Thursday, February 03, 2005

FRANZ CALLS FOR NATIONAL ASSISTANCE: Alex Kapranos' call for more government funding for music is well-meant, but we're not sure that it's the best answer for ensuring British music remains vibrant and exciting. We've seen quite a few results of pumping in public money to rock and pop concerns, and quite often they're dreadful, and usually worse than that. For example, we recall enormous sums being pumped into a project in Liverpool called Braveheart - and their 'edutainer' band Jezzebelle; the project flopped badly while the similar privately funded Atomic Kitten did much better.

Public funding means accountability, which creates extra acres of paperwork; that tends to move the project into the control of people who are good at filling out forms and reporting spending rather than people with great talent and exciting ideas (not always impossible to find the pair of attributes in one person - but can you really, in all honesty, see, say, Bloc Party taking the time to fill out a fifteen page lottery application?

It also provides a cushion which separates the artist from an audience - I think it's fair to say that part of the reason The Picket started to do badly in Liverpool was it had funders underwriting it for its social good, which lessened the need for it take commercial decisions and put together shows which would attract audiences. Sure, everyone got a chance to play, but often to small audiences.
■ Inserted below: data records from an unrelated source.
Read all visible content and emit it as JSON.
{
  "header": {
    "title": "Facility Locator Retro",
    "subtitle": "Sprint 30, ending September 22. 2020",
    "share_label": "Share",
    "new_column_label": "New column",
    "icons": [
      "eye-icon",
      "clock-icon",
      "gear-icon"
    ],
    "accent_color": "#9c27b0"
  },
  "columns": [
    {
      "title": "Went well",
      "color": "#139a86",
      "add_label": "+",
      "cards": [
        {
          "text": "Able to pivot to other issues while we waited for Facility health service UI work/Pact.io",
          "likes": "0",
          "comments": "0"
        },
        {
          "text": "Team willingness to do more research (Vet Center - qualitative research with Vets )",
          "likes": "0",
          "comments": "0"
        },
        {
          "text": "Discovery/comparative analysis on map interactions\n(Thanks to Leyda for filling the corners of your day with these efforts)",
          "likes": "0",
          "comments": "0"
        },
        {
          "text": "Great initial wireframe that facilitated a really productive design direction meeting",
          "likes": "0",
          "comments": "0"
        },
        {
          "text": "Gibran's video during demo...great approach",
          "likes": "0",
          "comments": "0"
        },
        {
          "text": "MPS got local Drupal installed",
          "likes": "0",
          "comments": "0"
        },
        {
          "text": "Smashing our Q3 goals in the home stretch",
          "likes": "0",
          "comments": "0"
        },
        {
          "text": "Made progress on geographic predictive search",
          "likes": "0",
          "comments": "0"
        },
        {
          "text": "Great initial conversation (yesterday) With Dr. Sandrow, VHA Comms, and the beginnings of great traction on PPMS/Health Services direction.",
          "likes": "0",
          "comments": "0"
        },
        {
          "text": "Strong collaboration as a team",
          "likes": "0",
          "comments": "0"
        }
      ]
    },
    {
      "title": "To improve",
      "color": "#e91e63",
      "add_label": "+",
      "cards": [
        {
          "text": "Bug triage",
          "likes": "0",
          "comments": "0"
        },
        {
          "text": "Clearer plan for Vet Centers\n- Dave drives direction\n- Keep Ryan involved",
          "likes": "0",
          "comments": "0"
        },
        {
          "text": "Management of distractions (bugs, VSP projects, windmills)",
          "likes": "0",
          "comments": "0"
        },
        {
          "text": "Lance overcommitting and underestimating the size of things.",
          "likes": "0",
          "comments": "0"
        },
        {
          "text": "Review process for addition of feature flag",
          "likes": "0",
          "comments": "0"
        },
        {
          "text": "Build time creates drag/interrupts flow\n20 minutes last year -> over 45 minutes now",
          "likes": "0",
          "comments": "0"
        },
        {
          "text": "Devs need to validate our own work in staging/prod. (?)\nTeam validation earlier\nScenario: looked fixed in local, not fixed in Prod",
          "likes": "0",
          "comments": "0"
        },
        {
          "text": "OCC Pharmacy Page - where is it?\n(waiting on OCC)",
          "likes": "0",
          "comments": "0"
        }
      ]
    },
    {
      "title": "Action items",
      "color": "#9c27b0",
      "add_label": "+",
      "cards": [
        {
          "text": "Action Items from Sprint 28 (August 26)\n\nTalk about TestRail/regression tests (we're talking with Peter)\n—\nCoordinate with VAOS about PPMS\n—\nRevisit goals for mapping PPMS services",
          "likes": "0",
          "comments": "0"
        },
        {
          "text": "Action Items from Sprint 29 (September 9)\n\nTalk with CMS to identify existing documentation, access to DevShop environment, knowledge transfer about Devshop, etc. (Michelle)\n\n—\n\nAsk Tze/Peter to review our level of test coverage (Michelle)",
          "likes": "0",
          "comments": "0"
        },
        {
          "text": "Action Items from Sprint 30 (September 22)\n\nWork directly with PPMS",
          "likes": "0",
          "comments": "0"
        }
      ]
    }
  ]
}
That's not to say that there isn't a place for government support - indeed, until the Tories started to turn the role of the dole into stickybeaks and personal action plan gurus, unemployment benefit was a really effective way of underwriting Britain's artistic community. They got a living wage - just about - and the space to be creative; the money wasn't dependent upon them producing a business plan or ensuring they managed to tick some boxes about social inclusion. University grants - which freed students from the need to do temporary jobs and allowed them much more time to just dick about with guitars - was another form of unacknowledged subsidy. Trying to fund "music" is always doomed to fail. Providing people with a little bit of cash to explore their dreams, though, can have marvellous results.